Zahlreiche lokale Bürgerinitiativen hatten vor dem Start Bedenken gegen den Bau des Brennerbasistunnels geäußert, da sie u. a. Umwelt-, Lärm- und Verkehrsbelastungen fürchteten.

„Wir wurden darin bestätigt, dass der Dialog mit den Bürgerinnen und Bürgern vor Ort eine zentrale Rolle bei der Verwirklichung von Großprojekten einnimmt. Das konnten wir in Dänemark auch während der Bauarbeiten am Großen Belt und am Öresund beobachten. Deswegen haben wir nach Verabschiedung des Staatsvertrags zwischen Deutschland und Dänemark im Jahr 2008 über den Bau eines Fehmarnbelt-Tunnels zwei Infozentren in Burg auf Fehmarn und Rødbyhavn auf Lolland eingerichtet. Seitdem haben wir Hunderte von Bürgerversammlungen in beiden Ländern abgehalten", erklärt Jens Villemoes, Pressesprecher von Femern A/S in Kopenhagen.

BBT SE, der Bauherr des Brenner Basistunnels, hat Kinder und ältere Menschen zu sogenannten „Botschaftern" für das Projekt gemacht und damit große Erfolge erzielt. „Die Einbindung von Kindern und Jugendlichen hat bei der BBT SE auch eine positive Wirkung auf Erwachsene gehabt. Wir stellen deswegen Kinder und Jugendliche bei der Kommunikation des Fehmarnbelt-Tunnels oft in den Mittelpunkt. Unsere Hüpfburg in Tunnelform ist zum Beispiel eine hervorragende Möglichkeit, sowohl mit Kindern als auch ihren Eltern ins Gespräch zu kommen", fährt Villemoes fort.

Ein weiterer wichtiger Kooperationspartner für die BBT SE waren Ausbildungseinrichtungen. „Großprojekte bieten neue Möglichkeiten für die Ausbildung kommender Generationen. Mit Blick auf den Fehmarnbelt-Tunnel treten bereits heute viele Schulen, Gymnasien und Universitäten an uns heran, um den Tunnel in Lehrpläne zu integrieren. Die Bauunter-nehmen werden außerdem dazu verpflichtet, Lehrstellen zu schaffen und Lehrlinge ausbilden", erläutert Villemoes abschließend.

Hintergrund

Der Fehmarnbelt-Tunnel zwischen Deutschland und Dänemark und der Brenner Basistunnel zwischen Österreich und Italien zählen zu Europas größten Verkehrsprojekten. Beide spielen eine zentrale Rolle im transeuropäischen Verkehrsnetz.

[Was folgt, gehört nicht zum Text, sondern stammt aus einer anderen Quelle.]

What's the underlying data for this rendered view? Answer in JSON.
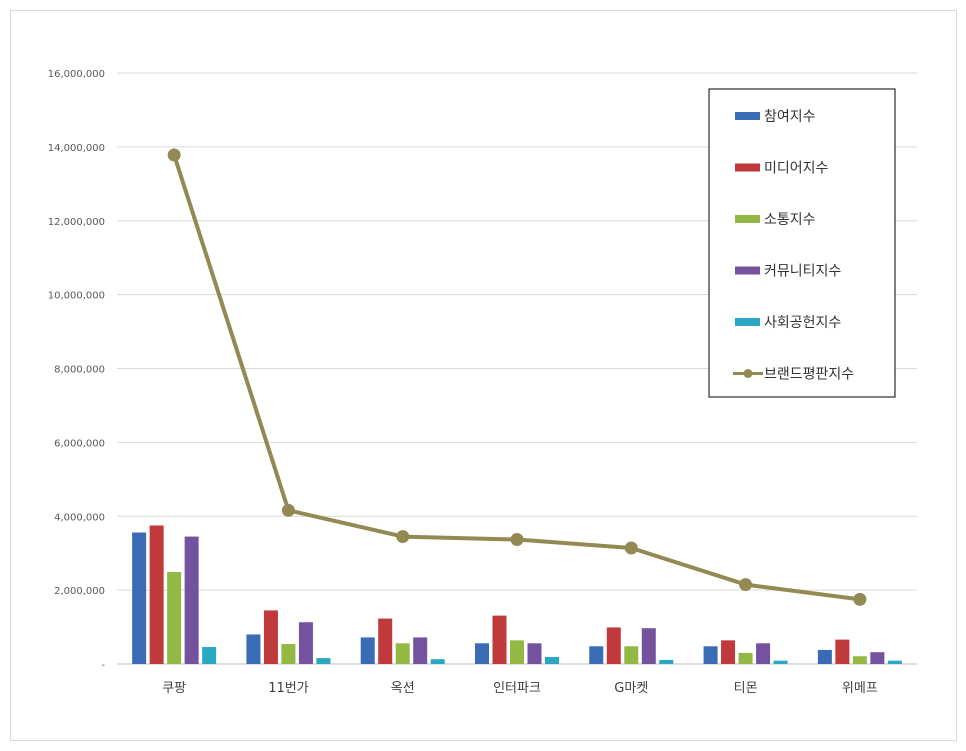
{
  "chart_data": {
    "type": "bar",
    "categories": [
      "쿠팡",
      "11번가",
      "옥션",
      "인터파크",
      "G마켓",
      "티몬",
      "위메프"
    ],
    "series": [
      {
        "name": "참여지수",
        "type": "bar",
        "color": "#3a6bb5",
        "values": [
          3560000,
          800000,
          720000,
          560000,
          480000,
          480000,
          380000
        ]
      },
      {
        "name": "미디어지수",
        "type": "bar",
        "color": "#c0393b",
        "values": [
          3750000,
          1450000,
          1230000,
          1310000,
          990000,
          640000,
          660000
        ]
      },
      {
        "name": "소통지수",
        "type": "bar",
        "color": "#93b843",
        "values": [
          2490000,
          540000,
          560000,
          640000,
          480000,
          300000,
          210000
        ]
      },
      {
        "name": "커뮤니티지수",
        "type": "bar",
        "color": "#7452a0",
        "values": [
          3450000,
          1130000,
          720000,
          560000,
          970000,
          560000,
          320000
        ]
      },
      {
        "name": "사회공헌지수",
        "type": "bar",
        "color": "#2aa7c3",
        "values": [
          460000,
          160000,
          130000,
          190000,
          110000,
          90000,
          90000
        ]
      },
      {
        "name": "브랜드평판지수",
        "type": "line",
        "color": "#938953",
        "values": [
          13780000,
          4160000,
          3450000,
          3370000,
          3140000,
          2150000,
          1750000
        ]
      }
    ],
    "yTicks": [
      "-",
      "2,000,000",
      "4,000,000",
      "6,000,000",
      "8,000,000",
      "10,000,000",
      "12,000,000",
      "14,000,000",
      "16,000,000"
    ],
    "ylim": [
      0,
      16000000
    ],
    "title": "",
    "xlabel": "",
    "ylabel": "",
    "grid": true,
    "legend_position": "top-right"
  }
}
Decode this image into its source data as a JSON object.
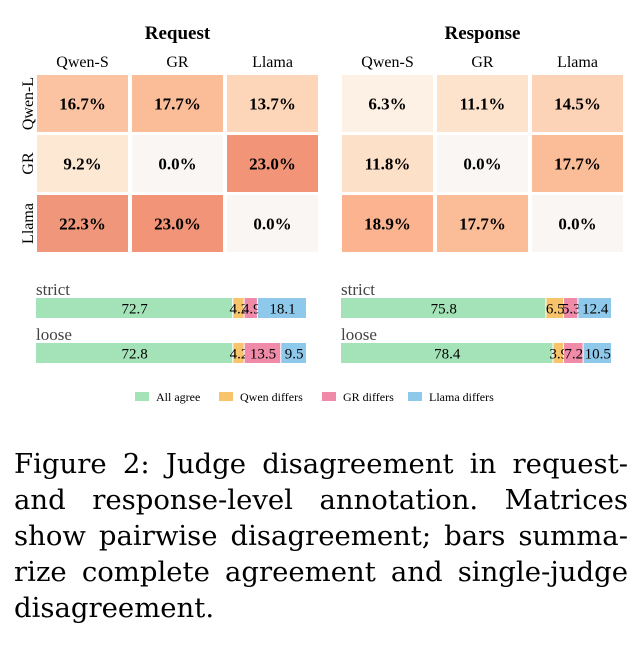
{
  "chart_data": [
    {
      "type": "heatmap",
      "title": "Request",
      "col_labels": [
        "Qwen-S",
        "GR",
        "Llama"
      ],
      "row_labels": [
        "Qwen-L",
        "GR",
        "Llama"
      ],
      "values": [
        [
          16.7,
          17.7,
          13.7
        ],
        [
          9.2,
          0.0,
          23.0
        ],
        [
          22.3,
          23.0,
          0.0
        ]
      ],
      "value_format": "%",
      "colors": [
        [
          "#fbc3a2",
          "#fbbc98",
          "#fdd6b9"
        ],
        [
          "#fde8d4",
          "#f9f6f3",
          "#f19478"
        ],
        [
          "#f0977b",
          "#f19478",
          "#f9f6f3"
        ]
      ]
    },
    {
      "type": "heatmap",
      "title": "Response",
      "col_labels": [
        "Qwen-S",
        "GR",
        "Llama"
      ],
      "row_labels": [
        "Qwen-L",
        "GR",
        "Llama"
      ],
      "values": [
        [
          6.3,
          11.1,
          14.5
        ],
        [
          11.8,
          0.0,
          17.7
        ],
        [
          18.9,
          17.7,
          0.0
        ]
      ],
      "value_format": "%",
      "colors": [
        [
          "#fdf0e4",
          "#fde2cc",
          "#fcd3b6"
        ],
        [
          "#fde0c8",
          "#f9f6f3",
          "#fbbc98"
        ],
        [
          "#fbb390",
          "#fbbc98",
          "#f9f6f3"
        ]
      ]
    },
    {
      "type": "bar",
      "orientation": "horizontal-stacked",
      "panel": "Request",
      "categories": [
        "strict",
        "loose"
      ],
      "series": [
        {
          "name": "All agree",
          "values": [
            72.7,
            72.8
          ]
        },
        {
          "name": "Qwen differs",
          "values": [
            4.2,
            4.2
          ]
        },
        {
          "name": "GR differs",
          "values": [
            4.9,
            13.5
          ]
        },
        {
          "name": "Llama differs",
          "values": [
            18.1,
            9.5
          ]
        }
      ]
    },
    {
      "type": "bar",
      "orientation": "horizontal-stacked",
      "panel": "Response",
      "categories": [
        "strict",
        "loose"
      ],
      "series": [
        {
          "name": "All agree",
          "values": [
            75.8,
            78.4
          ]
        },
        {
          "name": "Qwen differs",
          "values": [
            6.5,
            3.9
          ]
        },
        {
          "name": "GR differs",
          "values": [
            5.3,
            7.2
          ]
        },
        {
          "name": "Llama differs",
          "values": [
            12.4,
            10.5
          ]
        }
      ]
    }
  ],
  "legend": {
    "placement": "bottom-center",
    "items": [
      {
        "name": "All agree",
        "color": "#a3e3b7"
      },
      {
        "name": "Qwen differs",
        "color": "#f7c46c"
      },
      {
        "name": "GR differs",
        "color": "#ef8aa8"
      },
      {
        "name": "Llama differs",
        "color": "#8ec8ea"
      }
    ]
  },
  "caption": {
    "lines": [
      "Figure 2: Judge disagreement in request-",
      "and response-level annotation. Matrices",
      "show pairwise disagreement; bars summa-",
      "rize complete agreement and single-judge",
      "disagreement."
    ]
  }
}
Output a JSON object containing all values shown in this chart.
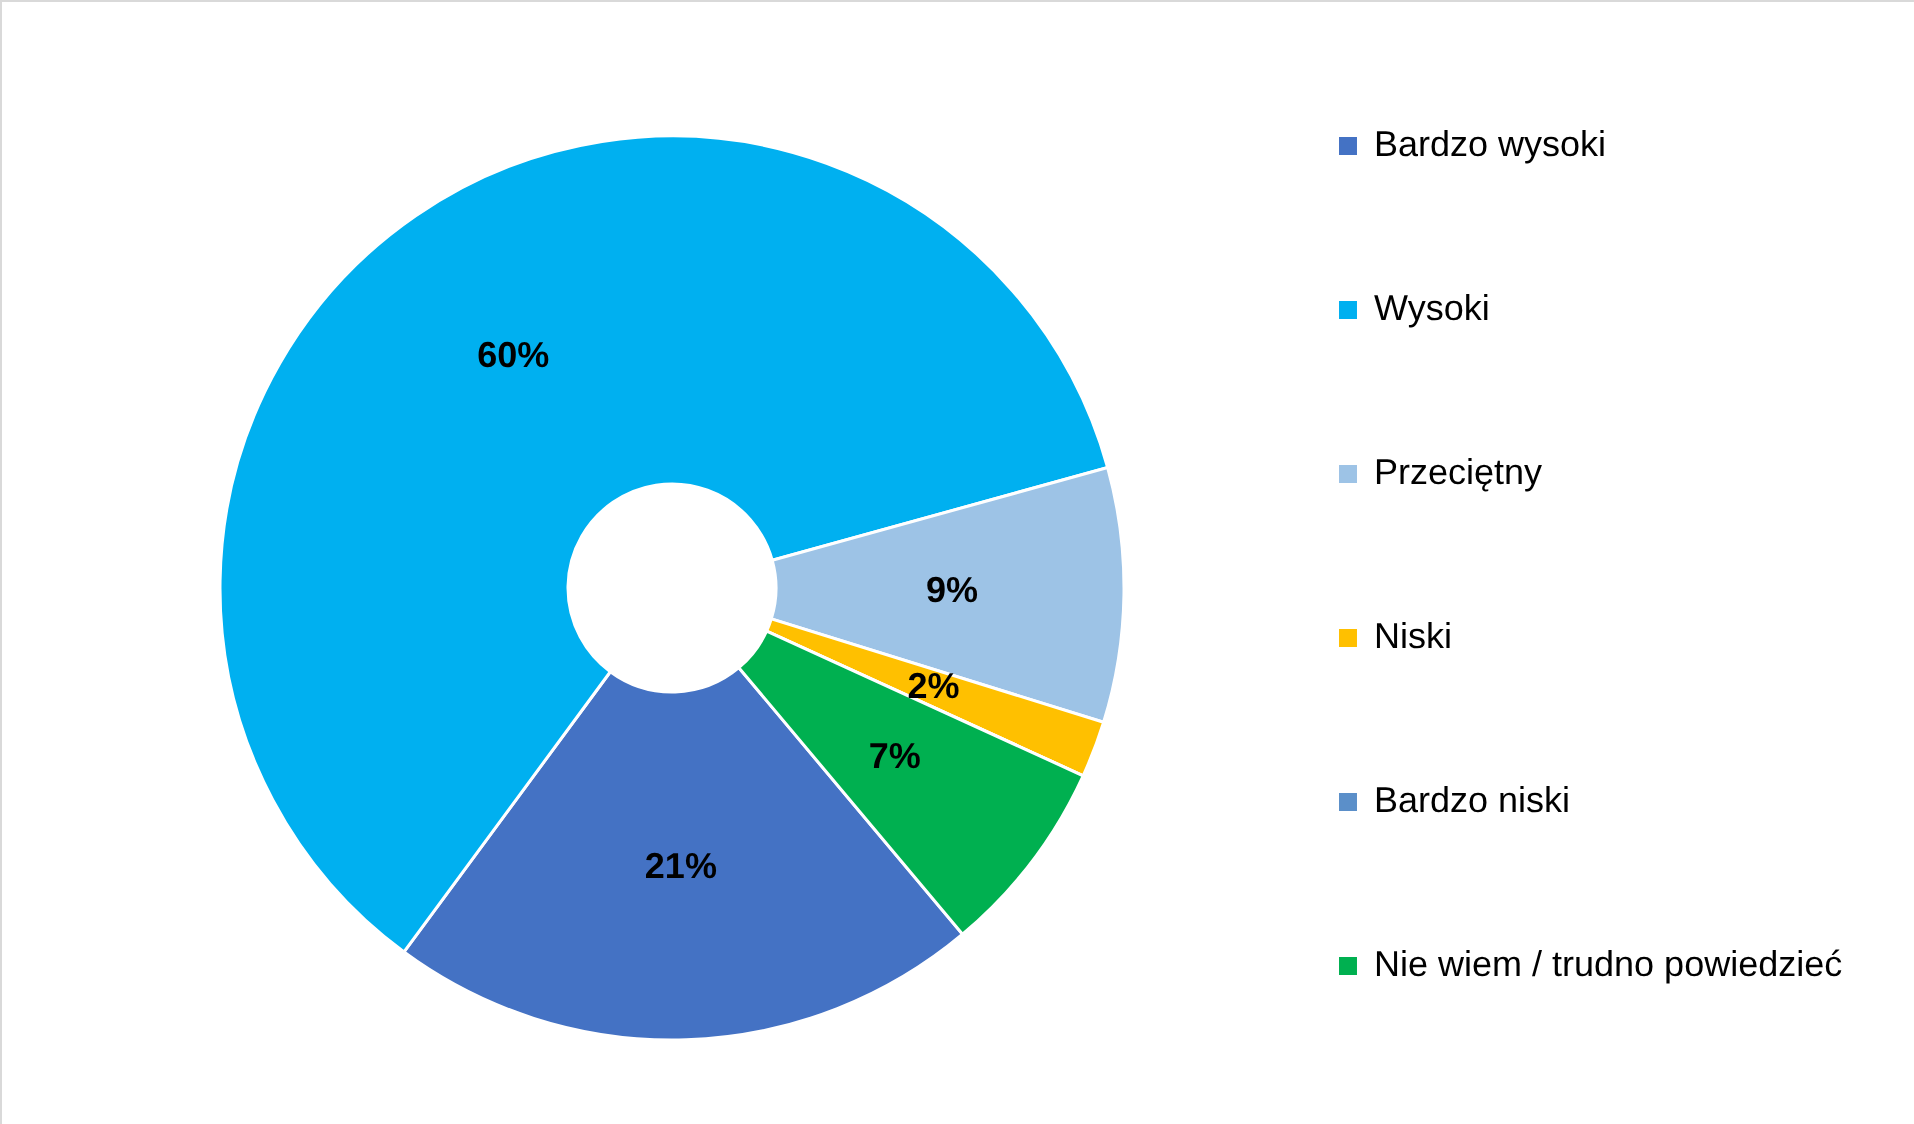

Die Feste Fehmarnbeltquerung wird als ein 18 Kilometer langer Absenktunnel zwischen Rødbyhavn auf Lolland und Puttgarden auf Fehmarn gebaut. Der Fehmarnbelt-Tunnel wird der längste Absenktunnel der Welt und der längste Tunnel für sowohl Fahrzeuge als auch Züge. Der Tunnel besteht aus einer vierstreifigen Autobahn und einer zweigleisigen, elektrifizierten Bahnstrecke. Teil des Fehmarnbeltprojekts ist auch die Modernisierung der Bahnstrecke von Ringsted nach Rødby in Dänemark und von Puttgarden nach Lübeck auf deutscher Seite.

Der Brenner Basistunnel ist ein 64 Kilometer langer zweigleisiger Eisenbahntunnel unter dem Brennerpass zwischen Österreich und Italien. Der Brenner Basistunnel wird der längste unterirdische Eisenbahntunnel der Welt. Die Strecke liegt zwischen Innsbruck in Österreich und Fortezza in Italien und erstattet die existierende Eisenbahnstrecke.